Using Reducers - A Simple Example

This example illustrates use of reducers in accumulating a sum in parallel. Consider the following serial program, which repeatedly calls a compute() function and accumulates the answers into the total variable.

#include <iostream>

unsigned int compute(unsigned int i)
{
   return i; // return a value computed from i
}

int main(int argc, char* argv[])
{
   unsigned long long int n = 1000000;
   unsigned long long int total = 0;

   // Compute the sum of integers 1..n
   for(unsigned int i = 1; i <= n; ++i)
   {
     total += compute(i);
   }

   // the sum of the first n integers should be n * (n+1) / 2
   unsigned long long int correct = (n * (n+1)) / 2;

   if (total == correct)
     std::cout << "Total (" << total
               << ") is correct" << std::endl;
   else
     std::cout << "Total (" << total
               << ") is WRONG, should be "
               << correct << std::endl;
   return 0;
}

Converting this program to an Intel® Cilk™ Plus program and changing the for to a cilk_for causes the loop to run in parallel, but creates a data race on the total variable. To resolve the race, you can make total a reducer; specifically, a reducer<op_add>, defined for types that have an associative + operator. The changes are shown below.

#include <cilk/cilk.h>
#include <cilk/reducer_opadd.h>
#include <iostream>

unsigned int compute(unsigned int i)
{
   return i; // return a value computed from i
}
int  main(int argc, char* argv[])
{
   unsigned long long int n = 1000000;
   cilk::reducer< cilk::op_add<unsigned long long int> > total (0);

   // Compute 1..n
   cilk_for(unsigned int i = 1; i <= n; ++i)
   {
     *total += compute(i);
   }

   // the sum of the first N integers should be n * (n+1) / 2
   unsigned long long int correct = (n * (n+1)) / 2;

   if ( total.get_value() == correct)
     std::cout << "Total (" <<  total.get_value()
               << ") is correct" << std::endl;
   else
     std::cout << "Total (" <<  total.get_value()
               << ") is WRONG, should be "
               << correct << std::endl;
   return 0;
}

The following changes in the serial code show how to use a reducer:

  1. Include the appropriate reducer header file (cilk/reducer_opadd.h).

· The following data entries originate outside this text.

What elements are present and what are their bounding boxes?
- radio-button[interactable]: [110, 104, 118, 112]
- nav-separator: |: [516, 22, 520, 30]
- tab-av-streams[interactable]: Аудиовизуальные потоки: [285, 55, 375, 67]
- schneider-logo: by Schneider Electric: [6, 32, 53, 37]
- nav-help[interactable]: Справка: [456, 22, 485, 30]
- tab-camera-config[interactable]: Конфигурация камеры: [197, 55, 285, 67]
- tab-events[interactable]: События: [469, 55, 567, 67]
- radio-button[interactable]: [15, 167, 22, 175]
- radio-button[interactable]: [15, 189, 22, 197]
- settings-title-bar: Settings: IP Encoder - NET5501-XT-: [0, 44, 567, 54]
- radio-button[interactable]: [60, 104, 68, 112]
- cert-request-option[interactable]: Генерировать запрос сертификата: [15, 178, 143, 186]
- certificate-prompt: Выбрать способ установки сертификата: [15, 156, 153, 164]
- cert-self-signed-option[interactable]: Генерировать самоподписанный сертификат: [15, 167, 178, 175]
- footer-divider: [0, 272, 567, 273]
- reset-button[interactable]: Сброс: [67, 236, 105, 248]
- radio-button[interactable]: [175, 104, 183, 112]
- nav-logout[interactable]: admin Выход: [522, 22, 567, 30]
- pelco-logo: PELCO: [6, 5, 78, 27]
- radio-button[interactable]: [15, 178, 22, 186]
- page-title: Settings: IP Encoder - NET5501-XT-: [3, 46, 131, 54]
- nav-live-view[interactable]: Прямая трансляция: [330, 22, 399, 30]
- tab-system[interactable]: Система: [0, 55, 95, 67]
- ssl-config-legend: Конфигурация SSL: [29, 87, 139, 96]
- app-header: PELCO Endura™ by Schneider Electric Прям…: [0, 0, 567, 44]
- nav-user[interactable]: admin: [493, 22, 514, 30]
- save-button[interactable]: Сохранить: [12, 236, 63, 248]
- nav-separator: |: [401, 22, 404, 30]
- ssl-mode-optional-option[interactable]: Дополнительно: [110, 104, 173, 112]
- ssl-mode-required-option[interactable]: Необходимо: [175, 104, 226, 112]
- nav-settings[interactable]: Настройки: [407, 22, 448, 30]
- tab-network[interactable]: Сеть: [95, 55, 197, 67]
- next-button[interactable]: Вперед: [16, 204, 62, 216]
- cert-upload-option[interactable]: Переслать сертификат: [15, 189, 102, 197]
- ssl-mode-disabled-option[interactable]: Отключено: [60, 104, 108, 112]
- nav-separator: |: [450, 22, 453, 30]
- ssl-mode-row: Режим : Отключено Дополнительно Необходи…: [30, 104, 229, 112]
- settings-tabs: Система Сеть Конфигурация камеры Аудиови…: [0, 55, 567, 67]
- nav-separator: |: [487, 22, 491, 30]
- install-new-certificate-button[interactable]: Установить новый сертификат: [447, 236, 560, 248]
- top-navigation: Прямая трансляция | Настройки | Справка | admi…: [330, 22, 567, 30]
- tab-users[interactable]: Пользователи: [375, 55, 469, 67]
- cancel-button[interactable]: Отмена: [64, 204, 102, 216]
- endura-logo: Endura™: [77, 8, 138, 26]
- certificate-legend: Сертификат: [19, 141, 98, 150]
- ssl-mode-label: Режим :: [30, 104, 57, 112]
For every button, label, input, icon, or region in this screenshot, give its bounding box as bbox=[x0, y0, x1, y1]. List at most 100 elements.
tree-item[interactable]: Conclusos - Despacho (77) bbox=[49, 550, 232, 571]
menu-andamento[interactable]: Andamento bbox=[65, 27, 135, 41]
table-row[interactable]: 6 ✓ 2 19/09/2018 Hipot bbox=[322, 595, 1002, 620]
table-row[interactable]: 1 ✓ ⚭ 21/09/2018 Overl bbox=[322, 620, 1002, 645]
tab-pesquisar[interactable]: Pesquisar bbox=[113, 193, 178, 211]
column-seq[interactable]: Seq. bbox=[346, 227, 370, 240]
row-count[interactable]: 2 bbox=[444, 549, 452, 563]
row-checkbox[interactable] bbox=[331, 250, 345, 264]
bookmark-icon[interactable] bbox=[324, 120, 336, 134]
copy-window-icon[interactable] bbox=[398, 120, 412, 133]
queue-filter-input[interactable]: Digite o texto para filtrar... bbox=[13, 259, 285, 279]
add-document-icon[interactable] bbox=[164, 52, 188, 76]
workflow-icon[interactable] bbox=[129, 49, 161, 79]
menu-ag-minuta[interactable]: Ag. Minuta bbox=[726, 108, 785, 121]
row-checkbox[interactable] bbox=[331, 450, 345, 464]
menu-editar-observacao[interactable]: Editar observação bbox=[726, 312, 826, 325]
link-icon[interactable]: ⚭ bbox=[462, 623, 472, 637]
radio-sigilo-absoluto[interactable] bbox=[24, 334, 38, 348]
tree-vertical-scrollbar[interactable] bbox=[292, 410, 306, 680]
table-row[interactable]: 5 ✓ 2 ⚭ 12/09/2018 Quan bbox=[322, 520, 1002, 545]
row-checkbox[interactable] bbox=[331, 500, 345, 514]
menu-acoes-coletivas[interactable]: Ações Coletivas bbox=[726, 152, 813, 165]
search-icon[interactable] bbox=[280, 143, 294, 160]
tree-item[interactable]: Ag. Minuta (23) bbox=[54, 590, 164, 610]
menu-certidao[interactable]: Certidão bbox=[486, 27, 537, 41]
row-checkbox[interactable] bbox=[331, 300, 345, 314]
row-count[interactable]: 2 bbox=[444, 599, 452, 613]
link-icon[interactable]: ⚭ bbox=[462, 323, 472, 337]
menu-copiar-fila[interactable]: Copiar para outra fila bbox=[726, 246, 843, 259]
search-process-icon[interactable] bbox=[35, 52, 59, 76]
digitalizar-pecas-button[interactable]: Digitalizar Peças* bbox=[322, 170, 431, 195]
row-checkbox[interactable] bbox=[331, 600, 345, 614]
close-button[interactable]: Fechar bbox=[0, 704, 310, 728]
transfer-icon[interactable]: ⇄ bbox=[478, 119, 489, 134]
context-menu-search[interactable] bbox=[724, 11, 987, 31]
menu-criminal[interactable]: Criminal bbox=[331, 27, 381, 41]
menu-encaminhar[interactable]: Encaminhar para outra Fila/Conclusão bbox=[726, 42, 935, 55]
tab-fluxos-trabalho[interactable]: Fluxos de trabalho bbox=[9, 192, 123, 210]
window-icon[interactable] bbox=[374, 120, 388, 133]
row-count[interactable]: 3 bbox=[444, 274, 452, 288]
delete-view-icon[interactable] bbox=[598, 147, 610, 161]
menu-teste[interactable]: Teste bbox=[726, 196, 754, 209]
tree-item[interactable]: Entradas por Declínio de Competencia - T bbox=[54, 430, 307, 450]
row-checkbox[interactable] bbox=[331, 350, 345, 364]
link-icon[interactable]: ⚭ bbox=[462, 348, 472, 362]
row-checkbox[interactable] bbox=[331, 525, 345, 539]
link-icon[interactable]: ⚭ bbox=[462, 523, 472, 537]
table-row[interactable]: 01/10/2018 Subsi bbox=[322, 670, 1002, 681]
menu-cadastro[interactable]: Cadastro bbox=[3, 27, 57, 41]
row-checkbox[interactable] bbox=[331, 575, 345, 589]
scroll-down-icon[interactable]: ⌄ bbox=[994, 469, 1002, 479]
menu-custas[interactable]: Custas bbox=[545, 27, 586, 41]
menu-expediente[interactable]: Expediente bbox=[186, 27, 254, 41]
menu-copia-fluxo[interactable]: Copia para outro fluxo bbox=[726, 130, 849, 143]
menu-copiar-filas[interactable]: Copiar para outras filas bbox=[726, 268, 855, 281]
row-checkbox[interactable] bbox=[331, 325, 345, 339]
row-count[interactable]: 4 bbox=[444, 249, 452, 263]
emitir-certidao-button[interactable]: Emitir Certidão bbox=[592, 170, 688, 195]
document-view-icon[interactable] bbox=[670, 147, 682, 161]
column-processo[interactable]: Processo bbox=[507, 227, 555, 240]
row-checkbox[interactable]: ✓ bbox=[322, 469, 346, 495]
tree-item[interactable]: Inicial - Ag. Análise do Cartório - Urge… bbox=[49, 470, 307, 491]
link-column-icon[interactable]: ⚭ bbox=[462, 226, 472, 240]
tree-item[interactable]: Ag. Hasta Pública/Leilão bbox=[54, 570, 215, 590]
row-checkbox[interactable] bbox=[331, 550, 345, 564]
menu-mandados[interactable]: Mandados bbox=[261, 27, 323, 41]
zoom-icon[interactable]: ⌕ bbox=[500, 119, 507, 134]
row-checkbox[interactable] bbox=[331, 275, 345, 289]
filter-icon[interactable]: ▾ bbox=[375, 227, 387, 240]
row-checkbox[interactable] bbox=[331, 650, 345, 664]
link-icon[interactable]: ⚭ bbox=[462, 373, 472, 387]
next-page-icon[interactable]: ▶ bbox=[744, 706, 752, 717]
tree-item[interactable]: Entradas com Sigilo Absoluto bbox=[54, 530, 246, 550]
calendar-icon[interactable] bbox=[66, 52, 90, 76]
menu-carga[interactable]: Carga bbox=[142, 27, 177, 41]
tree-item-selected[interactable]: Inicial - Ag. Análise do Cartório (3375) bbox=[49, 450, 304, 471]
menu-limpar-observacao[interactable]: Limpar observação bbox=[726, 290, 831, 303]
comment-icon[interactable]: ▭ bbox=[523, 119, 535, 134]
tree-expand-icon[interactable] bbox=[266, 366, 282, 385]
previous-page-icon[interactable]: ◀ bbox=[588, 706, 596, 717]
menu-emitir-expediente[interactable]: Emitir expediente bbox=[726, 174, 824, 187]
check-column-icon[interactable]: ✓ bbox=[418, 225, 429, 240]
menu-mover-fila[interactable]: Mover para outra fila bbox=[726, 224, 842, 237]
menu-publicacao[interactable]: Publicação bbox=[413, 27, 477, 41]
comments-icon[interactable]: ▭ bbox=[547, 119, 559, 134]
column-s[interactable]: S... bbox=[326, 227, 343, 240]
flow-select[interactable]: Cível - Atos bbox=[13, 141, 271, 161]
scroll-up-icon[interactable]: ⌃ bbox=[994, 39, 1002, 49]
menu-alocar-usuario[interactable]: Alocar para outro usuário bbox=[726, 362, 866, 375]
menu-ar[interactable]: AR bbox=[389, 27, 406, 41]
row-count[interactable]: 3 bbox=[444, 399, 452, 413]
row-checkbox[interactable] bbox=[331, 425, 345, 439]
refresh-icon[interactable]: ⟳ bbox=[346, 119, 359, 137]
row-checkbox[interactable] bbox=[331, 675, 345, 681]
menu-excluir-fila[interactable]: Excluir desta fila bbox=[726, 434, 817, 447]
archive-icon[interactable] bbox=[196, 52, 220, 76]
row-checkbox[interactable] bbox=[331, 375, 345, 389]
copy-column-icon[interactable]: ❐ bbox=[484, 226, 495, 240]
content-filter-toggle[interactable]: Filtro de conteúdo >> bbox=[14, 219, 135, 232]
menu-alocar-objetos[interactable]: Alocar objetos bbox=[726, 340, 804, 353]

  2. Declare the reduction variable as a reducer< op_kind<TYPE> > rather than as a TYPE.

  3. Introduce parallelism, in this case by changing the for loop to a cilk_for loop.

  4. In the parallel code, change references to the original variable to dereferences of the reducer variable (*total).

  5. Retrieve the reducer's final value after all parallel strands have synchronized; in this case, after the cilk_for loop is complete (total.get_value()).

Note

Reducers are C++ class objects that cannot be copied or assigned.